Voltaire Financial | Property Finance

Bridging Finance: Evolving its versatility to establish stability

21/08/2013 | by Andrew Hosford

Andrew Hosford - Head of Bridging, Voltaire BridgingOver the past 3 years bridging finance has gone from strength to strength with what seemed like a new lender coming to the market every week. Unfortunately some of the less established lenders have fallen by the wayside, as well as a few of the larger well known lenders too. What has been left is a diverse mix of lenders based all around the country offering a range of products from straightforward short term loans with a residential or commercial property as security, to auction finance, equity release and now term loans.

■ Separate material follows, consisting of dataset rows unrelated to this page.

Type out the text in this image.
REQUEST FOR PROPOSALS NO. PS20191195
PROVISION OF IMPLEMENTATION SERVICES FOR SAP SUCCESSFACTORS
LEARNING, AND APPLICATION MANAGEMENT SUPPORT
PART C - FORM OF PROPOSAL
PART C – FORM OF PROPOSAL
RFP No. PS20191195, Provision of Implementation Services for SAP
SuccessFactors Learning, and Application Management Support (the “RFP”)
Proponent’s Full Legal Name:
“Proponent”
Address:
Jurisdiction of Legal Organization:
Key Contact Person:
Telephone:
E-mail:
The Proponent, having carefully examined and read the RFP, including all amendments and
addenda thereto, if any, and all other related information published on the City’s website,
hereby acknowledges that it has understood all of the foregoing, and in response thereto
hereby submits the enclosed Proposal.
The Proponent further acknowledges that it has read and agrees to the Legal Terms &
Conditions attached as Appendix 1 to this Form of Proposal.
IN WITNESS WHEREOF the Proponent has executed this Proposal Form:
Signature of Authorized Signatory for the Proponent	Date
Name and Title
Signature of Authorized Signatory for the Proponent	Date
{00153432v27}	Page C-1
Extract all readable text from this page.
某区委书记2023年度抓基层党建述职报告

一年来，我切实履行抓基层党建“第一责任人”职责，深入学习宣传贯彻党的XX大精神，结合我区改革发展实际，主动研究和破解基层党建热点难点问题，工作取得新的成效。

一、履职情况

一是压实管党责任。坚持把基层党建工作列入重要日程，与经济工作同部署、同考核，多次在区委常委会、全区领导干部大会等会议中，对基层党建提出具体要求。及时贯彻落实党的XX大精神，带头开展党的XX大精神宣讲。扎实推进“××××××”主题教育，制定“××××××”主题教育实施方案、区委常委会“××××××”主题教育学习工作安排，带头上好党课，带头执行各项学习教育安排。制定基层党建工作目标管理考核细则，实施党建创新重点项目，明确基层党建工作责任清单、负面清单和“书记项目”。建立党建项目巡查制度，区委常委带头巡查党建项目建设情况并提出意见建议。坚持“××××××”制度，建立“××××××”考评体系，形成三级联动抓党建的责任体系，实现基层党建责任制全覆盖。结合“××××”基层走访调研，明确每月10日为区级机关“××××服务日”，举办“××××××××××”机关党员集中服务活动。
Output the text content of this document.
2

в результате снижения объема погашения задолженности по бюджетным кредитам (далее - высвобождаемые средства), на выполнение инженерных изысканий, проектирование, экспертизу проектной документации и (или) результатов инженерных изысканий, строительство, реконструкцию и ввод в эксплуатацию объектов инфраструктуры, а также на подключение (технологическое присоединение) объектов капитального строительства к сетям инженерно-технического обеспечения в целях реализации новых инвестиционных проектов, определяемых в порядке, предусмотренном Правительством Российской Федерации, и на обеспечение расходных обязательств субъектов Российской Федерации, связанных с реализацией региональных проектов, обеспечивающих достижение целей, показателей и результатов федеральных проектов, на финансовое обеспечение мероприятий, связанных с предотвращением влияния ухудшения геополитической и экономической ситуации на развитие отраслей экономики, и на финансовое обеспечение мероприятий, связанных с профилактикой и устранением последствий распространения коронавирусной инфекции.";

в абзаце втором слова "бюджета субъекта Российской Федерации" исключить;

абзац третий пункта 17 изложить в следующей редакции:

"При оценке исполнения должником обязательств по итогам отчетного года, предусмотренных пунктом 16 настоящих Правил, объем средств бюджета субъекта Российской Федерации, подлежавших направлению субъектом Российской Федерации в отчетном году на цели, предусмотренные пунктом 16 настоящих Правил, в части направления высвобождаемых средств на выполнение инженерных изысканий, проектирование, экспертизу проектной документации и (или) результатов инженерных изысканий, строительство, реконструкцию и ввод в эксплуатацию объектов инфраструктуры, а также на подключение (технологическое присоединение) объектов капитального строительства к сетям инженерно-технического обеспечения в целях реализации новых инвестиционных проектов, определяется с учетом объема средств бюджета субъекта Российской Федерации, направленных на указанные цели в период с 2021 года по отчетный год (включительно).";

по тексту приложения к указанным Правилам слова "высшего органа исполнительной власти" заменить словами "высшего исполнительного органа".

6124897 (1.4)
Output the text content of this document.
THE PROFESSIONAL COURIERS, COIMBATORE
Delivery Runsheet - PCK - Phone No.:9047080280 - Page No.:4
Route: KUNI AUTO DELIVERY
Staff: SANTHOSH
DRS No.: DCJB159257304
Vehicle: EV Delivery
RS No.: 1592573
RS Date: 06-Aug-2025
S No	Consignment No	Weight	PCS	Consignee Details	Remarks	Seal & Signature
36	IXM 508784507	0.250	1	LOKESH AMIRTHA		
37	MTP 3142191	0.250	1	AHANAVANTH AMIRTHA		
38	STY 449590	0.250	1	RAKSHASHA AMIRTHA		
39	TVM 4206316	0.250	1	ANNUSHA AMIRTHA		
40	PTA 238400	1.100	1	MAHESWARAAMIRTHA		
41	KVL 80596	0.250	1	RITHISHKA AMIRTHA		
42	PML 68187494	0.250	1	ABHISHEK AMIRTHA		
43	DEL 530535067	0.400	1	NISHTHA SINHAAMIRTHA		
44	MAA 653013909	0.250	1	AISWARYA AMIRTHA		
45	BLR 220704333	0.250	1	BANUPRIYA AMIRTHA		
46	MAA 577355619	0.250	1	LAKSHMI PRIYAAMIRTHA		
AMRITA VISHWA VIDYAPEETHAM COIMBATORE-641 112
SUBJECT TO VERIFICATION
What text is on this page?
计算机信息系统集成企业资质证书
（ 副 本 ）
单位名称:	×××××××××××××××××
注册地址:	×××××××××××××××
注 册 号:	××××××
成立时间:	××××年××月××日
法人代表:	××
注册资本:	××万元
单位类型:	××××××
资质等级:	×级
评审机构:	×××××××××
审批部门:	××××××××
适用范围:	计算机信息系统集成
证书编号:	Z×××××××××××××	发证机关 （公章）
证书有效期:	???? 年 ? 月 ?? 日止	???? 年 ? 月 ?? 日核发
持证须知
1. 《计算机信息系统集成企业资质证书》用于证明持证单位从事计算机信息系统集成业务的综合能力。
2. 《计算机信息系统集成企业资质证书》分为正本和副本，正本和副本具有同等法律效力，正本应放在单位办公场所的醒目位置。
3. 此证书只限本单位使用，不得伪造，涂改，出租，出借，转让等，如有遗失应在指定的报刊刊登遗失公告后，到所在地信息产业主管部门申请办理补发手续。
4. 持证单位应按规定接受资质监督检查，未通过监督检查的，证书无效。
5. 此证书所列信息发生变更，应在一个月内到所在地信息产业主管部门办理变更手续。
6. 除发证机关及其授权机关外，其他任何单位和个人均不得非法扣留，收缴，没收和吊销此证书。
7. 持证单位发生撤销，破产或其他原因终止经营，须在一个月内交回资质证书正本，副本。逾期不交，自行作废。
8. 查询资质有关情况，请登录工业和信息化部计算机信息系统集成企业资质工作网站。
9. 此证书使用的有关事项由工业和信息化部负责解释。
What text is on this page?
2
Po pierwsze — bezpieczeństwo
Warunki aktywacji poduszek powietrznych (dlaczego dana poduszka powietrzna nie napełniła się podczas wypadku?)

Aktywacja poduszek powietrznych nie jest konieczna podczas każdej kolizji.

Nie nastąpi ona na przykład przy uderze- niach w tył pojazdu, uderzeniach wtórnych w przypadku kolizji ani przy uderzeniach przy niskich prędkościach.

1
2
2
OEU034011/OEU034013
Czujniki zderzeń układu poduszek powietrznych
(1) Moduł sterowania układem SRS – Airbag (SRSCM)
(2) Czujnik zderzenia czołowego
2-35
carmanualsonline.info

The lenders remaining in the market all boast that business is good and they are hitting or exceeding their targets, with a number of lenders placing over £10m a month. Needless to say bridging lenders are very busy and I'm constantly excited about using the various different products on offer to help Voltaire Bridging clients in the most appropriate way. Many used to share the opinion throughout the real estate industry that short term and bridging finance was something to be wary of. However the bridging marketplace has transformed during the last 2 years to offer highly useful solutions in more specialised lending circumstances. The flexibility and range of products now available has allowed us to assist our clients in a number of ways:

  • Pressure to complete a purchase
  • Planning gains
  • Equity release
  • Auction finance
  • Refinancing expiring bank facilities

The bridging market is growing and irrespective of any traditional lenders coming back into the market with varying levels of substance, bridging is thriving. These illustrations demonstrate both the total amount of money being advanced by bridging lenders increasing as well as the average loan size growing quarter on quarter:

 


Although the process of arranging a bridge is more straightforward than arranging debt with a more traditional lender, it is important to be certain that the deal is right for the client. The exit for the bridge must always be clear, whether it is from the sale of the property or from a refinance and clearly this is for the benefit of both the borrower and the lender. Paying 1-2% per month is generally only acceptable with a clear exit in mind. I believe for a number of reasons that we can expect to see the bridging industry grow and remain successful for the foreseeable future. Whilst raising debt from more traditional lenders remains uncertain bridging will of course remain popular. However even once the levels of appetite amongst the High Street truly start to free up I'm confident that due in a large part to the speed at which bridging finance allows purchasers or those refinancing to transact, it will continue to find place in the market for many years to come.